Florida-focused insurers slash 2023 losses, rest of field already in the black
Florida home-grown and locally-focused homeowner insurers trimmed their net underwriting loss by nearly 2/3 in 2023 to $397 million while the rest of the market pulled itself to an underwriting gain sufficient to offset that still-troubled cohort, a dataset compiled by Gallagher Re indicated.
For the market as a whole, it's a fabulous recovery from 2022 underwriting losses: the state-wide combined ratio fell 37.2 points to 96.7% as net underwriting results improved by an eye-opening $4.4 billion to a fractional state-wide net gain of $69 million.
The Florida specialists, excluding the array of firms put down or to run-off since early 2022, took 9.5 points off their combined ratio to fall within 1.3 points of the underwriting break-even point. The field is roughly evenly split between firms with a net underwriting gain and those still sporting losses. In 2022, net underwriting losses had outnumbered net underwriting gains 2.5 to 1.
Eye-popping prior-year triple-digit million underwriting losses from the likes of Privilege and American Strategic were slashed by some 60-75%. But problem cases remain: three firms with triple-digit million losses, Southern Owners, Universal, and Privilege, and another three in excess of $50 million.
Growth continued for the cohort, despite the aggregate margin difficulties.
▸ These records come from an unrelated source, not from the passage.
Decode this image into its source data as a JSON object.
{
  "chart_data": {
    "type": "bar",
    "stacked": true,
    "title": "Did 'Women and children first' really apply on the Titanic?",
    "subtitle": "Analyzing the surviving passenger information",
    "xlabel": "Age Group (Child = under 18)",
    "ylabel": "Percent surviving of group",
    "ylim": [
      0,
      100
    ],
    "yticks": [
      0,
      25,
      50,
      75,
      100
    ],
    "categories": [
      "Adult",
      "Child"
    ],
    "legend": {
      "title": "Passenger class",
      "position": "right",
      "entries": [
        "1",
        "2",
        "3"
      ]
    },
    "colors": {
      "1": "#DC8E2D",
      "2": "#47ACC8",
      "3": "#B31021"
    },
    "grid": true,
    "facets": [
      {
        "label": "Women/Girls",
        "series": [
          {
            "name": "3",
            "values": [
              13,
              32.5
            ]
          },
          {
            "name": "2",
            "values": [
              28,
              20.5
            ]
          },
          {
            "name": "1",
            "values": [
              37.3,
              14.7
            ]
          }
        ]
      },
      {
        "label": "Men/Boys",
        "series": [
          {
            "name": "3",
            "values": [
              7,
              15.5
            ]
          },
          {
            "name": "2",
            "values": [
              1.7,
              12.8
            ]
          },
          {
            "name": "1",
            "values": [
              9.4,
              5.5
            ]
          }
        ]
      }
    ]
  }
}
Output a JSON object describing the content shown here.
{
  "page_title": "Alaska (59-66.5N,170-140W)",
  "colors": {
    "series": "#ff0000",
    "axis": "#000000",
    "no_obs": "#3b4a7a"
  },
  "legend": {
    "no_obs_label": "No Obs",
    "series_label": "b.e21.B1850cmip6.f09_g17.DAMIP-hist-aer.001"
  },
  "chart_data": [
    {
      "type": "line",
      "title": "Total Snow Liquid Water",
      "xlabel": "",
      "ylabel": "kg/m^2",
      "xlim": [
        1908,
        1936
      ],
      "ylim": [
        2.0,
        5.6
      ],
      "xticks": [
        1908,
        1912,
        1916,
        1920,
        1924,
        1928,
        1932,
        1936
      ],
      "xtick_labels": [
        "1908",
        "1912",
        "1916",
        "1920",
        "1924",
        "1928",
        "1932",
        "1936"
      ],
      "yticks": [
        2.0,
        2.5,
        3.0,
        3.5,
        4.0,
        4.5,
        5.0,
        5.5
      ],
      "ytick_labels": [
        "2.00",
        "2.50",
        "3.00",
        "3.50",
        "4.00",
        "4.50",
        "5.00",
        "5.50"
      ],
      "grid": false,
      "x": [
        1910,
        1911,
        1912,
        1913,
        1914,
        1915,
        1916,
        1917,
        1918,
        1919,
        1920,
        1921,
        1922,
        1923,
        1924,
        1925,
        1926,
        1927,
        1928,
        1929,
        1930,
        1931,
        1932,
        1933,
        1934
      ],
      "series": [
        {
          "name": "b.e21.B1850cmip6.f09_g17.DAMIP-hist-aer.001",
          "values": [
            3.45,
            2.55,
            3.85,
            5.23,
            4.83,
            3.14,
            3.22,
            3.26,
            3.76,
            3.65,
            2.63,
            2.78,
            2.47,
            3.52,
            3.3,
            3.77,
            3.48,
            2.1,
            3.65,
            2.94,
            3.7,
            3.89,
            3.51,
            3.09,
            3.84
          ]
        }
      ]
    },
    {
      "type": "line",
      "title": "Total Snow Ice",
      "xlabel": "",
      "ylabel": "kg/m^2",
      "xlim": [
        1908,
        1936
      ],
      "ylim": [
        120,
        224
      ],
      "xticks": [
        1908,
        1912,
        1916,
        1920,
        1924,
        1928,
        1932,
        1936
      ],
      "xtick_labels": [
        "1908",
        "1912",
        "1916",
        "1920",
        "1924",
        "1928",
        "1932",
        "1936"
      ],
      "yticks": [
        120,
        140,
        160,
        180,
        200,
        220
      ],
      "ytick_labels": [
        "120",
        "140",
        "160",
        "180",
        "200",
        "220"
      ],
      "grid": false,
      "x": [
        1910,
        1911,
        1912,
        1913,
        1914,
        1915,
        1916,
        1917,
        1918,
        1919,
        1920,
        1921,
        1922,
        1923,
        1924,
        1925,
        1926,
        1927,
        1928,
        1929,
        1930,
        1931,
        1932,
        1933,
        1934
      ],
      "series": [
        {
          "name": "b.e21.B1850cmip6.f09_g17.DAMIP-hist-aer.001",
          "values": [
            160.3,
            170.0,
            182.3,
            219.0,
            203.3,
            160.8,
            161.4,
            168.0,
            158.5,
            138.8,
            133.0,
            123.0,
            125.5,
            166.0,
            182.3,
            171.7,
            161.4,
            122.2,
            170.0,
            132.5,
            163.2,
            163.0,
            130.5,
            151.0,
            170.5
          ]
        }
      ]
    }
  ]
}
Mark gross written premium growth at 21.3% and direct written premium growth at 15%. That did not appear to have been handed over to reinsurers at any higher rate: net premium growth held the pace.
The state's insurer of last resort Citizens has been through a hairpin curve while bringing on a mass of new clients. 2023 brought a 142 point reduction in the firm's combined ratio to a profit-making 80.7%. Citizen’s swing from a $2.45 billion net underwriting loss to a $466 million gain accounted for 2/3 of the industry's overall underwriting profit improvement.
National players still braving the Florida market - Allstate (Castle Key), Nationwide, Travelers (First Floridian) and State Farm - pulled to a fractional aggregate underwriting gain of less than a million, highlighted by a big move to profit for State Farm. The group is moving harder and faster to achieve profits vs local rivals: their aggregate combined ratio fell 39.4 points to 97.4% without sacrificing much on growth: mark GPW up 19%, just below the 21% for the Florida specialists.